Modélisation Physique des Écoulements Turbulents Gaz-Particules

La nature a de tout temps offert à nos yeux une diversité incommensurable de manifestations d’écoulements fluides. Comme rien n’y est jamais « pur », tout écoulement est par nature multiphasique. Lorsque l’intérêt est porté sur la phase fluide les « impuretés » sont généralement négligées et seul le fluide porteur est pris en considération. Il existe néanmoins de nombreux écoulements naturels où le comportement des « impuretés » devient une information importante. Les processus naturels de sédimentation (que ce soit à l’échelle humaine pour la modification d’un lit de rivière ou bien à l’échelle planétaire pour la captation de CO2 par la sédimentation océanique) ou de dispersion (que ce soit de fumées dans l’atmosphère ou de plancton dans les océans) sont ainsi des exemples dephénomènes pour lesquels le comportement de la phase particulaire est d’importance au moins égale au comportement de la phase fluide. Le génie humain (ou industriel) a de plus engendré de nouvelles applications des écoulements multiphasiques qui sont aujourd’hui étudiées dans un but d’amélioration des rendements (par exemple concernant le transport/combustion d’hydrocarbures ou le génie chimique) et/ou de réduction de l’impact des procédés sur le milieu naturel (traitement des eaux, dispersion de polluants. . . ).

Les échelles macroscopiques associées à ces écoulements varient donc sur plusieurs ordres de grandeurs, du centimètre de la chambre de combustion ou du tuyau extracteur de chaleur d’une centrale nucléaire aux centaines ou milliers de mètres de la formation des nuages ou du développement des avalanches. Les phénomènes physiques prépondérants dans certains écoulements multiphasiques (et a fortiori diphasiques) ne le sont donc pas nécessairement dans d’autres configurations. A cette multitude d’échelles macroscopiques viennent de plus se greffer les échelles propres à un écoulement diphasique. La transition vers la turbulence en ce qui concerne l’écoulement fluide entraîne ainsi l’apparition d’une cascade d’échelles qui s’étend sur plusieurs ordres de grandeurs. La réponse de la phase particulaire à cette sollicitation engendre elle aussi l’apparition de nouvelles échelles caractéristiques dans l’écoulement, tant et si bien qu’une superposition de plusieurs échelles caractéristiques est à l’origine du comportement de l’écoulement. Ces échelles évoluent de plus, dans les écoulements inhomogènes, en fonction de la zone de l’écoulement observée. Par exemple dans un canal turbulent l’écoulement évolue de très peu agité dans les zones proches des parois à très agité au centre du canal. Les échelles caractéristiques de l’écoulement peuvent donc elles-mêmes évoluer de manière significative à l’intérieur du même écoulement.

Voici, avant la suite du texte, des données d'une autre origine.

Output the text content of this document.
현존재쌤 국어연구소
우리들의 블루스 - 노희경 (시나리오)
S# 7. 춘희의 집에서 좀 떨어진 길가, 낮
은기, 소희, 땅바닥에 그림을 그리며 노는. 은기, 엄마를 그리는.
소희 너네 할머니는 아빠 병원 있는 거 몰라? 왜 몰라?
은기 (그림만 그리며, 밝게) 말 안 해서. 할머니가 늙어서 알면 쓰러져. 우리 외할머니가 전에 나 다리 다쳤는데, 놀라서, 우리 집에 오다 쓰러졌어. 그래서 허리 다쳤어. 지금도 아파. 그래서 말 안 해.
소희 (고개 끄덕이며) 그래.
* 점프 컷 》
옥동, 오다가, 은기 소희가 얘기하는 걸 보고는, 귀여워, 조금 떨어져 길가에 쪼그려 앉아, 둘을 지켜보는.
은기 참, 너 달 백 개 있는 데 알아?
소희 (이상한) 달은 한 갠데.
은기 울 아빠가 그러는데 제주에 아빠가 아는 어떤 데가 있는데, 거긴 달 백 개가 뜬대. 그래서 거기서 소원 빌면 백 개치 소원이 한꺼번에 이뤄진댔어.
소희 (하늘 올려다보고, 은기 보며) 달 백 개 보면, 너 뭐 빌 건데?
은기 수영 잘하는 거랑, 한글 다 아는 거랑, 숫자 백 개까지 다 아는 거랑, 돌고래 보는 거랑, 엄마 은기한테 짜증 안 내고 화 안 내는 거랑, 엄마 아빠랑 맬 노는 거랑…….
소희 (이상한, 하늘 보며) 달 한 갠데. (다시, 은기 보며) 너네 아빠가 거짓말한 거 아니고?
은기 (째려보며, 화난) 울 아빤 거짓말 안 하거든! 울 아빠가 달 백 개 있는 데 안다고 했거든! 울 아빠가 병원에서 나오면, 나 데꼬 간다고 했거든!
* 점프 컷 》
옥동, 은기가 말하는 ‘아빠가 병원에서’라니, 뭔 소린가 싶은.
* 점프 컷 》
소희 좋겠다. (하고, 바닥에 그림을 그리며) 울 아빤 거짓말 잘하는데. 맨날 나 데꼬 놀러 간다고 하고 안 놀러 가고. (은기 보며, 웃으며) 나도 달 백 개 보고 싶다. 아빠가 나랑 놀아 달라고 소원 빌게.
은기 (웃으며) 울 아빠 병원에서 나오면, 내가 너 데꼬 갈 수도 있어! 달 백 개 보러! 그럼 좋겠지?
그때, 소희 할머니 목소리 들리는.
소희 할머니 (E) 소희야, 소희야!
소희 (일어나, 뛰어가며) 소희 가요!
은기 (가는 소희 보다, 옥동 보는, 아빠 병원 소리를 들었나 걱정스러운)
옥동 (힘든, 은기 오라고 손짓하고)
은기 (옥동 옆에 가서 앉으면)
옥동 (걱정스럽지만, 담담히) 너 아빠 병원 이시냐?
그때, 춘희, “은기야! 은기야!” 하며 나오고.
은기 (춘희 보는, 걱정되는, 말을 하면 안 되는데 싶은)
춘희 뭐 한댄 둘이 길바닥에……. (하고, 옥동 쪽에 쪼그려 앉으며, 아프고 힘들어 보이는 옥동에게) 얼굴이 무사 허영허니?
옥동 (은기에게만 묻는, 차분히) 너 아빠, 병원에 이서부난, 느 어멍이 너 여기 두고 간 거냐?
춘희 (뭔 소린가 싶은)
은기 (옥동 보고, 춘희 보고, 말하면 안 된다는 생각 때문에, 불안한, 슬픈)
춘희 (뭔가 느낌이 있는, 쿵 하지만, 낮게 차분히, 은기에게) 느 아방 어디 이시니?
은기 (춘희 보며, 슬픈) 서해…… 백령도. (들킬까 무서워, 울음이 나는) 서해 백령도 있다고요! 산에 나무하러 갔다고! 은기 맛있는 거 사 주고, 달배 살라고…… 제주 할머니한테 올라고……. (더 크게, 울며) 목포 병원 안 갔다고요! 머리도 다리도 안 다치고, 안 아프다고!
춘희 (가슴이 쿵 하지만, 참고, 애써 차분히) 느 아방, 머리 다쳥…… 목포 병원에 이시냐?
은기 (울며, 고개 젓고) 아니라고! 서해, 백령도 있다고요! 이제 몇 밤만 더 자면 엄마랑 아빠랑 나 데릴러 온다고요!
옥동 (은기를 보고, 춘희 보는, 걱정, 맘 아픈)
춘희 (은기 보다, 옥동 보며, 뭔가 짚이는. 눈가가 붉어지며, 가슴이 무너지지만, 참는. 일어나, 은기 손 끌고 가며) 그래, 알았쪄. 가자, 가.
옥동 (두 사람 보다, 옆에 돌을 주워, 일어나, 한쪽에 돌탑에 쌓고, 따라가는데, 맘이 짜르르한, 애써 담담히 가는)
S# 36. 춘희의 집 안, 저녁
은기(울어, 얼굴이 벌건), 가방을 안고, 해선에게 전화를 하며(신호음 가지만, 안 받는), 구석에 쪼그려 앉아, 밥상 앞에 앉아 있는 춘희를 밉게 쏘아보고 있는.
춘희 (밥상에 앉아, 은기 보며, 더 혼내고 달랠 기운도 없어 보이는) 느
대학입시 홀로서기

Les inhomogénéités des échelles caractéristiques posent des problèmes ardus de modélisation de l’écoulement. La plupart des phénomènes physiques sont en effet modélisés très efficacement dans une gamme d’échelles caractéristiques mais ces modélisations peuvent s’avérer insuffisantes pour d’autres gammes d’échelles et donc d’autres zones de l’écoulement. Les modélisations (ou représentations) des phénomènes physiques sont en effet issues d’un compromis entre leur complexité et leur efficacité. L’évolution spatiale des échelles caractéristiques peut être telle dans les écoulements qu’un modèle adapté à une zone de l’écoulement peut échouer à rendre compte de la physique dans d’autres zones. L’évolution des caractéristiques de la turbulence dans un canal en est un bon exemple car les phénomènes physiques prépondérants au comportement de l’écoulement ne sont pas identiques aux parois ou au centre du canal.

La modélisation des écoulements à phase dispersée fait usuellement appel à deux principaux formalismes de modélisation. La phase fluide est pratiquement exclusivement traitée dans une approche continue, c’està-dire par une description macroscopique. Les descriptions microscopique (de type Boltzmann) ou mésoscopique (de type Pope) sont en effet écartées pour des raisons d’efficacité, les équations de Navier-Stokes (qui décrivent le comportement du fluide par une approche continue) présentant un accord remarquable avec les expériences. Les deux formalismes de description des écoulements diphasiques se distinguent donc par le traitement de la phase particulaire. Les approches Euler-Lagrange (ou lagrangiennes en omettant le Euler relatif à la description fluide) se proposent donc de décrire les particules au niveau discret (ou microscopique) tandis que les approches Euler-Euler (ou eulériennes) décrivent elles la phase particulaire de manière continue (ou macroscopique).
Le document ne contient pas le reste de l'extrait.